Semarang - Lembaga Dakwah Islam Indonesia (LDII) Kota Semarang sukses menggelar Diklat Da'i Kamtibmas 2024 di Hotel Grasia, Semarang, pada Sabtu (28/9/2024). Acara tersebut diikuti oleh sekitar 100 peserta yang berasal dari kalangan pendakwah LDII. Menghadirkan narasumber utama, KH Fachrur Rozi, yang juga merupakan Dosen Fakultas Dakwah dan Komunikasi UIN Walisongo dan Ketua PD Muhammadiyah Kota Semarang, diklat ini menitikberatkan pada pentingnya peningkatan kualitas ruhiyah dan kemampuan retorika bagi seorang dai.
"Seorang dai tidak hanya dituntut untuk menguasai materi dakwah, tetapi juga perlu memiliki kualitas ruhiyah dan kemampuan beretorika yang baik," ujar KH Fachrur Rozi saat menyampaikan materi di hadapan para peserta. Menurutnya, kemampuan retorika memiliki peranan penting karena materi yang sama jika disampaikan oleh orang yang berbeda, akan menghasilkan respons audiensi yang berbeda pula.
Rozi juga menekankan pentingnya belajar retorika sebagai alat untuk mengasah kemampuan berbicara dengan singkat, jelas, padat, dan mengesankan.
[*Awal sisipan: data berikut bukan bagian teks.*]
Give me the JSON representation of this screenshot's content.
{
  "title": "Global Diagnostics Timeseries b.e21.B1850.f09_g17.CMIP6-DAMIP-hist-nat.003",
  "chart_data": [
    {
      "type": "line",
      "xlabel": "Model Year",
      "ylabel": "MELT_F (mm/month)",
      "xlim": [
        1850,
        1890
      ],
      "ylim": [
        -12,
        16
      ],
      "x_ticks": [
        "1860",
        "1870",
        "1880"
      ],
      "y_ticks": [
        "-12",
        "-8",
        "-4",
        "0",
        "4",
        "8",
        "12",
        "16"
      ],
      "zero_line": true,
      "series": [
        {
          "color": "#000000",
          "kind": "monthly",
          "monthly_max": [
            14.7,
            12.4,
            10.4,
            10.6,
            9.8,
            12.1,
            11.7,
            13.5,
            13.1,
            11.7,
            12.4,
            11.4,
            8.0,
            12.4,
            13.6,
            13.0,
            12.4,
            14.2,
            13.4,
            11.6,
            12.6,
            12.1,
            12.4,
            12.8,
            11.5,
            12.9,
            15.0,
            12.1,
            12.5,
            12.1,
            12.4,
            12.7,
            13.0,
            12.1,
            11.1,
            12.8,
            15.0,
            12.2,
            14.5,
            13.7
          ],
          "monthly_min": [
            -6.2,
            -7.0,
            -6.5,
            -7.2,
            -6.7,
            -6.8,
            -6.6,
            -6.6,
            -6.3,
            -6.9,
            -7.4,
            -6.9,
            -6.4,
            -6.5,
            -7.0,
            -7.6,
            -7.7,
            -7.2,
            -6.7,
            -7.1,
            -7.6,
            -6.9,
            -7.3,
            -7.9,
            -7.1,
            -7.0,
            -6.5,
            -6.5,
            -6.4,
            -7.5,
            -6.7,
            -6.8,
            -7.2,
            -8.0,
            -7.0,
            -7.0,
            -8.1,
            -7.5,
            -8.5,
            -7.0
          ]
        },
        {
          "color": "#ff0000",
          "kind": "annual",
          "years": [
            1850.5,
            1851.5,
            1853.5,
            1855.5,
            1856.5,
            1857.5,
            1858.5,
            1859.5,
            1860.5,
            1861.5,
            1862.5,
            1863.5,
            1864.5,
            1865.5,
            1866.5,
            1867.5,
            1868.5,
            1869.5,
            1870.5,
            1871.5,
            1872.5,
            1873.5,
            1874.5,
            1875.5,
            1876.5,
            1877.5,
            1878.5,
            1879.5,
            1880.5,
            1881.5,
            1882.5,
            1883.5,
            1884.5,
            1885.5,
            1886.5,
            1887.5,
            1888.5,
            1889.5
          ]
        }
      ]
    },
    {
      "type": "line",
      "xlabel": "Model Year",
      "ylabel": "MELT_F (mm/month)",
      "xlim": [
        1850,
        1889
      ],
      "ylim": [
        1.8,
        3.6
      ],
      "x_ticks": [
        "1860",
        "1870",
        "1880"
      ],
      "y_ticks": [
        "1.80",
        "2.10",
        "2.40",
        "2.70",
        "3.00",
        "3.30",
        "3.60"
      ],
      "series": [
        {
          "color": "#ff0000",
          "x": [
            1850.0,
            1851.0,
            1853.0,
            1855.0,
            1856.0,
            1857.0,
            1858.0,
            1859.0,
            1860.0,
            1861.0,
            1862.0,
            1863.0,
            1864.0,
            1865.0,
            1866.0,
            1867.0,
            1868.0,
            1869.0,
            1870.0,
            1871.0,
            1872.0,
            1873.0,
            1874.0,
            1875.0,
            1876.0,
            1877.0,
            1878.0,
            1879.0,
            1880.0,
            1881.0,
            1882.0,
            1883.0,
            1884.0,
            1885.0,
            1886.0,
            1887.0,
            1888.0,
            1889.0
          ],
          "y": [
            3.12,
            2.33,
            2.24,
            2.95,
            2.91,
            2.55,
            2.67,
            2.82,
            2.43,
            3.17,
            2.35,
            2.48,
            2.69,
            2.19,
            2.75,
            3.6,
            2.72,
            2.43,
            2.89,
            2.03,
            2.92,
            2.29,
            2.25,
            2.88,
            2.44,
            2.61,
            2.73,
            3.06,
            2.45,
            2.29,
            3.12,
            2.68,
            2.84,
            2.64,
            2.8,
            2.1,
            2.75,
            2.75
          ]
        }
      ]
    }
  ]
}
Menurutnya, seorang dai harus mampu berkomunikasi secara efektif melalui seluruh kepribadiannya, baik dari cara berbicara, ekspresi wajah, hingga gerak tubuh. "Bangunlah komunikasi dengan audiens melalui seluruh kepribadian Anda, dengan wajah, tangan, dan tubuh Anda," tambahnya.
Lebih lanjut, Rozi mengingatkan pentingnya mengedepankan prinsip-prinsip dakwah yang humanis. Di antaranya, konsep alqudwah qabla dakwah, yang berarti memberikan keteladanan sebelum mengajak atau berdakwah. Selain itu, ia juga memaparkan konsep attalif qabla ta'rif, yaitu membangun komunikasi dengan kelembutan antara dai dan mad'u (orang yang diajak berdakwah), serta at tadarruj fittakalif, yang artinya menyampaikan beban secara bertahap sesuai dengan perkembangan umat.
"Pendakwah harus bisa menyesuaikan dengan kemampuan audiens. Jangan membahas zakat di depan orang miskin," tegas Rozi.
Sementara itu, Ketua LDII Kota Semarang, H. Suhindoyo P., menyampaikan bahwa diklat ini bertujuan untuk mengembangkan kemampuan dai dan daiyah LDII agar lebih luwes dan fleksibel dalam berdakwah. Selama ini, ia melihat banyak dai yang terjebak pada materi internal LDII, sehingga sulit menyesuaikan diri ketika berada di luar lingkungan mereka.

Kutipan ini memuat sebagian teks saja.